- Theatrical release poster
- Directed by: Puli Vasu
- Written by: Puli Vasu
- Produced by: Rizwan
- Starring: Kalyaan Dhev; Rachita Ram;
- Cinematography: Shyam K. Naidu
- Edited by: Marthand K. Venkatesh
- Music by: S. Thaman
- Production company: Rizwan Entertainment
- Release date: 14 January 2022;
- Country: India
- Language: Telugu

= Super Machi =

2021 film

Super Machi is a 2022 Indian Telugu-language romantic comedy-drama film written and directed by debutant Puli Vasu. Produced by Rizwan Entertainment, it stars Kalyaan Dhev and Rachita Ram (her Telugu debut) while Rajendra Prasad, Naresh and Posani Krishna Murali play supporting roles. The title is inspired by the song of the same name from S/O Satyamurthy. The film began its production in early 2019 but was delayed by the COVID-19 pandemic. Super Machi was released theatrically on 14 January 2022, coinciding with the festival of Sankranti.

== Cast ==
- Kalyaan Dhev as Raju
- Rachita Ram as Meenakshi
- Rajendra Prasad
- Naresh
- Posani Krishna Murali
- Pragathi
- Ajay
- Jabardasth Mahesh
- Satya
- Bhadram
- Prudhvi Raj

== Production and release ==
Super Machi is the second film of Kalyaan Dhev, ex-son-in-law of Chiranjeevi. It is directed by debutant Puli Vasu with music composed by S. Thaman. Initially, Rhea Chakraborty was signed as the female lead. However, she was later replaced by Kannada actress Rachita Ram who makes her Telugu debut. The film began its production in early 2019 but was put on hold due to major changes in the script. Production resumed in November 2019,' but was halted again in March 2020 due to COVID-19 lockdown in India. The final schedule of the film began in June 2021 at Ramanaidu Studios, Hyderabad.

The film was planned to simultaneously release in Kannada with the title This Property Belongs to Meenakshi, however, the Kannada version was subsequently dropped. After several delays, the film was released theatrically on 14 January 2022, coinciding with the festival of Sankranti.

== Soundtrack ==
The soundtrack album consists of five songs composed by S. Thaman, and released by Aditya Music.

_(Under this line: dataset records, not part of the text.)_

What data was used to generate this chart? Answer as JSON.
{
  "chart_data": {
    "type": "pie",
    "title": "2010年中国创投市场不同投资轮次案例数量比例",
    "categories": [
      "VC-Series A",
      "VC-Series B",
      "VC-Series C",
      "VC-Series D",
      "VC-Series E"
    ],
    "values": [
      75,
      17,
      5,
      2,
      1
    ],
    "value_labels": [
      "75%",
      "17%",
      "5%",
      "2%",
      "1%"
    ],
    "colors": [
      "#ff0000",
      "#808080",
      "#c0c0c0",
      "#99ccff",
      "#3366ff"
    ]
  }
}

Super Machi (Original Motion Picture Soundtrack)
| No. | Title | Lyrics | Singer(s) | Length |
|---|---|---|---|---|
| 1. | "Chusanae Chusanae" | Krishna Kanth | Rita Thyagarajan | 3:55 |
| 2. | "Meenamma" | Krishna Kanth | Venu Srirangam, Geetha Madhuri | 4:18 |
| 3. | "Dinchaku Dinchaku" | Ramajogayya Sastry | Saketh Komanduri | 2:33 |
| 4. | "Rahasya Premikudu" | Ramajogayya Sastry | Sony Komanduri | 4:03 |
| 5. | "Thana Chinni Navve" | Kasarla Shyam | Kalyani Malik | 3:31 |
| Total length: |  |  |  | 18:17 |

== Reception ==
The Times of India rated the film 2.75/5 and wrote, "Super Machi is an emotional suspense drama with a pure love story, which will appeal to the youth. Kalyaan Dhev's sincere performance and good drama in the first half are basic assets." A reviewer from Sakshi appreciated the director for bringing novelty in a routine storyline but opined that the emotional scenes in the latter half were poorly executed. Raju Aithagoni of Asianet News also echoed the same while praising the film's climax.

Praveen Kumar Vadla of News18 Telugu felt that it was part-emotional and part-confusing, rating it 2.5/5.